Macaco Sagui – Morro da Pescaria. Foto: Marcelo Moryan

Eu não conheço absolutamente ninguém que não queira mudar algo ou alguém. Mudar, mudar-se ou mudar o outro, eis a questão. Nascemos olhando para o umbigo e não raro permanecemos assim por toda a vida. A mudança é algo tão intimista e estranho ao mesmo tempo que quase em todos os casos funciona como aquele ditado: “O macaco senta em cima do próprio rabo e fala do rabo dos outros”.

Mudar é tão difícil que na vida não vi exemplo tão notório a propor novos caminhos – que também são tão antigos quanto a própria bíblia – que o Papa Francisco. O Papa fala, faz o que fala e incentiva uma igreja para quem dela precisa. Prega uma igreja de humildade e serva da palavra de Deus, especialmente aos pobres e oprimidos.

Para nós leigos a missão do Bispo de Roma parece uma tarefa fácil – seria só baixar decretos e que fossem cumpridos, afinal Jorge Mario Bergoglio é Francisco, o Papa.
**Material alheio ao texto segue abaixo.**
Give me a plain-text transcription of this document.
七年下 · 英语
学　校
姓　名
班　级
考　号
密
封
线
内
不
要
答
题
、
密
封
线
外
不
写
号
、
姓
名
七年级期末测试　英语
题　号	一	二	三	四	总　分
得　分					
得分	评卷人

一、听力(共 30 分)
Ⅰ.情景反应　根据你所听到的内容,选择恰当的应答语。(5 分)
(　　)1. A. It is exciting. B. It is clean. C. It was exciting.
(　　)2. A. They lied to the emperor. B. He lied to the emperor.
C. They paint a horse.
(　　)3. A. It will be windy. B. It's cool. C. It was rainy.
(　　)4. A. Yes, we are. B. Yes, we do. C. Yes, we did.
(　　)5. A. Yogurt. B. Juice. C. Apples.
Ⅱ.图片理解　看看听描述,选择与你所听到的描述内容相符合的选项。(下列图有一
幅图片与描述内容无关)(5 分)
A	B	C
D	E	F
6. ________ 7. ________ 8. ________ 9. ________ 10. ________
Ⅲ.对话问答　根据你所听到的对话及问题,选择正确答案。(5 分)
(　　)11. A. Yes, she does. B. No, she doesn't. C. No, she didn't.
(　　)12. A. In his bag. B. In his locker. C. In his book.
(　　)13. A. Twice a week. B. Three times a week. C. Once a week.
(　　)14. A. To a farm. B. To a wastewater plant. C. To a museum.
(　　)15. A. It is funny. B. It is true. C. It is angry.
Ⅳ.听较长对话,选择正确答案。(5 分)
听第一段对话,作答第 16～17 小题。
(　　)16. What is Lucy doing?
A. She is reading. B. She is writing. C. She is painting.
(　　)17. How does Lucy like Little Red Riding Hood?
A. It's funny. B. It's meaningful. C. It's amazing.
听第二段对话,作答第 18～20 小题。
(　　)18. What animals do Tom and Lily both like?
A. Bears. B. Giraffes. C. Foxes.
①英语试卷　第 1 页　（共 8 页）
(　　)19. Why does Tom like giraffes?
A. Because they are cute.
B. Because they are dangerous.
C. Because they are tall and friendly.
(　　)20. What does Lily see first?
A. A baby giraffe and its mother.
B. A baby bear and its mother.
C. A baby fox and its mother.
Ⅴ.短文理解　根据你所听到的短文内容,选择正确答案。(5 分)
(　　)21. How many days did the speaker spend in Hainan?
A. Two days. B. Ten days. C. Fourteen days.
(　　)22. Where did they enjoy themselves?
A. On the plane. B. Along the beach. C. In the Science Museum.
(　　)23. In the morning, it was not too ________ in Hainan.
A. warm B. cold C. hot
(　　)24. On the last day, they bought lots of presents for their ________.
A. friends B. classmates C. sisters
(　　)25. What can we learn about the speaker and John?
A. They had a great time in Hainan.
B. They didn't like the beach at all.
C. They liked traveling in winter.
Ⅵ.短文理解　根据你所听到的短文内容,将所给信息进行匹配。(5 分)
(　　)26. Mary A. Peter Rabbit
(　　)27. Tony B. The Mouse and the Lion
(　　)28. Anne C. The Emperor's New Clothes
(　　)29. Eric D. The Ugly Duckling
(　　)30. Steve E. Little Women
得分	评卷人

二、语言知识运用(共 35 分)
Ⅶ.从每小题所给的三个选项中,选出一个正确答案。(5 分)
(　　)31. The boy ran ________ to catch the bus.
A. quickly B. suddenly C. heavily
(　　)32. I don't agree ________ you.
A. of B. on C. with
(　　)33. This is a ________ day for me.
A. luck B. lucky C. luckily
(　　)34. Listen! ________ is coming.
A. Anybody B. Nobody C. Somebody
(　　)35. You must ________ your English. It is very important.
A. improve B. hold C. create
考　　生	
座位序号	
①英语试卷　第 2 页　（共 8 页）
Ledo engano, Sua Santidade vem enfrentando a maior oposição da Cúria Romana, sendo alvo de mentiras e fofocas nos bastidores. O ponto alto dos “macacos” (leia-se carinhosamente) que sentam no próprio rabo, e incluem se aqui cardeais, padres, bispos e até  Matthew Festing, Grão-Mestre da Soberana Ordem Militar de Malta, foi espalhar por toda Roma enormes cartazes desafiando as doutrinas de amor e acolhimento de Francisco.

Muitas vezes vamos para as redes sociais, criticamos, criticamos e criticamos… escrevemos verdadeiros jornais olhando para o próprio umbigo, mas esquecemos de propor a nós, pequenas mudanças no dia a dia. Não é raro encontrar comentários que se nivelam com os dos políticos: “Faça o que eu digo, mas não faça o que eu faço.



Fico imaginando se para Francisco, que abdicou de dormir na mansão papal, carrega a própria mala, gosta de pagar pessoalmente as suas contas, vivencia outros exemplos tão nobres e ainda assim se vê confrontado pelos macaquinhos… imagine para nós, pessoas comuns, como é difícil inspirar um mundo melhor. Difícil, mas não impossível – É isso que nos leva crer mais uma vez Francisco, ao interpretar o Evangelho e os cristãos de vida dupla… ou seja, aqueles que dizem ser cristãos, mas não vivem de acordo com o evangelho. Para esses “macaquinhos” ele diz: “É melhor ser ateu que um católico hipócrita”.

HIPOCRISIA – este é o calcanhar de Aquiles de todo processo de mudança, seja ele qual for. Até mesmo em coisas banais, como burlar a dieta (risos), afinal não conseguiremos enganar nem nossos próprios espelhos.

É por isso que eu te proponho uma mudança:

Antes de criticarmos o rabo do outro macaco, tenhamos a percepção dos nossos defeitos e o que podemos contribuir para a solução nos problemas que vemos nos outros. Este “Exercício de Mudança” requer vigilância, vigilância e vigilância – Eu mesmo já falhei muitas vezes e ainda me pego sentado no meu próprio rabo, mas também tenho colhido muitas vitórias ao me esforçar a viver os ensinamentos do AMOR. O amor não é apenas poesia – É árvore frutífera e abundante para quem ousa plantá-lo.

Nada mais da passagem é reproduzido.